I am an ‘Alien’ currently employed in the US on an O-1B (Extraordinary Artist) visa at Company 1. Sadly, this company went bankrupt last week. I am still working there to help them out as they are nice people, but they can no longer afford to pay me.
I found a new job a day after the bankruptcy was announced at Company 2, and have prepared a new application for a new O-1B visa, using form I-129, Petition for a Non-Immigrant Worker.
This is my question. Company 2 wants me to start working for them immediately. However, visa requirements (as far as I’m aware) state that an O-1B visa must be APPROVED by USCIS and employer must be sent form i-1797A, Notice of Action (Approval) before a Worker can begin work. I checked on the USCIS site and processing time is currently set at 45 days!
What are the legal implications if I start work for company B while my visa approval is pending? Could I (for instance) work my first 1-2 months unpaid, or have my pay put on hold till my visa is approved? Could this be considered training? I need to know fast as I will lose the job if I do not start work on Monday.
I know that the H-1B has a new ‘Portability’ rule as of Oct 2000, which states that a Worker may start work for a Sponsoring Company immediately upon FILING the visa application. Does anyone know if this new ‘portability’ rule also applies to the O-1B?
Many thanks for your help!
Dont do anything without speaking to a Aila Lawyer first
September 3rd, 2010 at 11:48 pmalthough there should be no problem ..cover yourself …
Portability does NOT apply to O-1 status. An individual in O-1 status must wait for the subsequent employer’s O-1 petition to be approved before they can begin to work there.

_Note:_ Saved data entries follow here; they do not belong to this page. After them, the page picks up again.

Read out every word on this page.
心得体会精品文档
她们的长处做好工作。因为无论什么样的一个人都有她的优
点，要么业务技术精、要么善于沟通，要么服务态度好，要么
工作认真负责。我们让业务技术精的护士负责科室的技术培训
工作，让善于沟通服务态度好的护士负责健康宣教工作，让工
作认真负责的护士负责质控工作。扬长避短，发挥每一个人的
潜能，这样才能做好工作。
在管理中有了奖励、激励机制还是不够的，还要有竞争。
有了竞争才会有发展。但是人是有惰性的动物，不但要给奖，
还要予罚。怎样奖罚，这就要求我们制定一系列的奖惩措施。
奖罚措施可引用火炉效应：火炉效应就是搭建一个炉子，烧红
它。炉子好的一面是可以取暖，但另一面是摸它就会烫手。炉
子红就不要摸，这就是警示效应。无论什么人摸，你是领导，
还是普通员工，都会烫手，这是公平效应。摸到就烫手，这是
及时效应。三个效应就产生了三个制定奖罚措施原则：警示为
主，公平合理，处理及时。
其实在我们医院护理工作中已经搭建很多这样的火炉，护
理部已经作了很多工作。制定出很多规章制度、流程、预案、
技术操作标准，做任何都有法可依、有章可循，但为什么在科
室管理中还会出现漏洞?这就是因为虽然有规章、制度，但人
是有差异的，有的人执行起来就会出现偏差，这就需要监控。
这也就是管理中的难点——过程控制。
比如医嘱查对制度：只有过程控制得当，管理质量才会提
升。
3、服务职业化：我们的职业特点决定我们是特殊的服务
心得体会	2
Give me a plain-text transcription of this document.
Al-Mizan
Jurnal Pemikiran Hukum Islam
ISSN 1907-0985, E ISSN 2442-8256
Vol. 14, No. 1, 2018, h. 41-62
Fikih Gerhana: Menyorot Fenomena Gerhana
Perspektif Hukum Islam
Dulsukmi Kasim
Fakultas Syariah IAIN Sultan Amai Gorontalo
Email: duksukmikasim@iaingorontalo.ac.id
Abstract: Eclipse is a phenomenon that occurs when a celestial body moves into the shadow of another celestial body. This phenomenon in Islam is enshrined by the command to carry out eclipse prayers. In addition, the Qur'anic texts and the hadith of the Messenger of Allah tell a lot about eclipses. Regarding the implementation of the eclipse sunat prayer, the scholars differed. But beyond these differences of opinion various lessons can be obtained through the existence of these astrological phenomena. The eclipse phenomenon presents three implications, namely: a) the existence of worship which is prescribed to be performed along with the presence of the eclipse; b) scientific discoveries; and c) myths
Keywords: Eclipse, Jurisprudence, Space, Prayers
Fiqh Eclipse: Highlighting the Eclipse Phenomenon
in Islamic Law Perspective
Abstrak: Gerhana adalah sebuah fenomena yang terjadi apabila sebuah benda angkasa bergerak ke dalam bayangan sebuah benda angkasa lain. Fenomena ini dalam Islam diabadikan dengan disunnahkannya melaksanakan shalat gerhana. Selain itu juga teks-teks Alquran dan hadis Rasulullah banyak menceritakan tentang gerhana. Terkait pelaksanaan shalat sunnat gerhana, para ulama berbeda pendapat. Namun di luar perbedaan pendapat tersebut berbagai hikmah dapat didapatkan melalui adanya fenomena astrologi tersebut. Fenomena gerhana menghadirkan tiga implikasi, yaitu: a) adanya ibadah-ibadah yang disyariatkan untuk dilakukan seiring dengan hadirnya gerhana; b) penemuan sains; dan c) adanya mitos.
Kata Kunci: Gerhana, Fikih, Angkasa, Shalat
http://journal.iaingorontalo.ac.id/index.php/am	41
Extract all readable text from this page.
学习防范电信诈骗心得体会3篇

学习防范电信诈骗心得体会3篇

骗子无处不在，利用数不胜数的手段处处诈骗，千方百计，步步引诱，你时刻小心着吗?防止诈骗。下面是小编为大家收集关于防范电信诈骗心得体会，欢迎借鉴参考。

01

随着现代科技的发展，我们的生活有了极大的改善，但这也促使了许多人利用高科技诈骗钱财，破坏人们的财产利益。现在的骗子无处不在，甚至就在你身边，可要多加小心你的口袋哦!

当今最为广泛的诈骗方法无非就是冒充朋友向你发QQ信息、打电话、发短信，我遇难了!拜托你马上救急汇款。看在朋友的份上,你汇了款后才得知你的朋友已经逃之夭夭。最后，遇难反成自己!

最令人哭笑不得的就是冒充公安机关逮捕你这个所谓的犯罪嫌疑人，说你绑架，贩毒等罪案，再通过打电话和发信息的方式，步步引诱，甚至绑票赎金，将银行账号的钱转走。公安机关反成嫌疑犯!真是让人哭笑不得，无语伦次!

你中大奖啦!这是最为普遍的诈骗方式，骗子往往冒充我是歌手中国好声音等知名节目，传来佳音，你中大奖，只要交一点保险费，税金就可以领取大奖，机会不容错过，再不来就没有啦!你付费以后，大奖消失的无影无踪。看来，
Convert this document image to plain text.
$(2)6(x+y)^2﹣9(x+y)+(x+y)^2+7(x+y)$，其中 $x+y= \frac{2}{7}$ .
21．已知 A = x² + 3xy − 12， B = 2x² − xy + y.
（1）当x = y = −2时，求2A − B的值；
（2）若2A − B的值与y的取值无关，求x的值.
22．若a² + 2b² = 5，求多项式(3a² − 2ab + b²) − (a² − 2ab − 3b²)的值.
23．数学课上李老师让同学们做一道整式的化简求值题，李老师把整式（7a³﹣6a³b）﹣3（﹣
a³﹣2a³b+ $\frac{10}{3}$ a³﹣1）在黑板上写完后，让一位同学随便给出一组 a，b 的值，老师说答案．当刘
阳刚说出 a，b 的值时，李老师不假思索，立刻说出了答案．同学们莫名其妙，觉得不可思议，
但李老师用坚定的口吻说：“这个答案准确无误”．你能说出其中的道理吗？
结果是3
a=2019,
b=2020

There is a "portability" provision in H-1 regulations which allows an applicant who is already in H1B status to begin working at the new employer as soon as that employer receives a notice of receipt for their H1B petition from the USCIS. This means that employment can begin before the processing and approval of the petition is complete.
The legal implications for working with company B before your petition is approved would mean that you would be contributing to the illegal population, you would be subject to arrest and removal, and if you’re ordered removed, you would be inadmissible for 10-years.
Slaves worked for free, and they worked very hard contributing to the profit of the plantation owners. If you work for company B for free, you would bring new meaning to the term "cheap foreign labor." The whole idea behind immigration laws and restrictions on visas is to prevent cheap foreign labor from taking jobs away from the legal work force. Working for free would be a violation of your status.
On Monday, be as far away from company B as I am.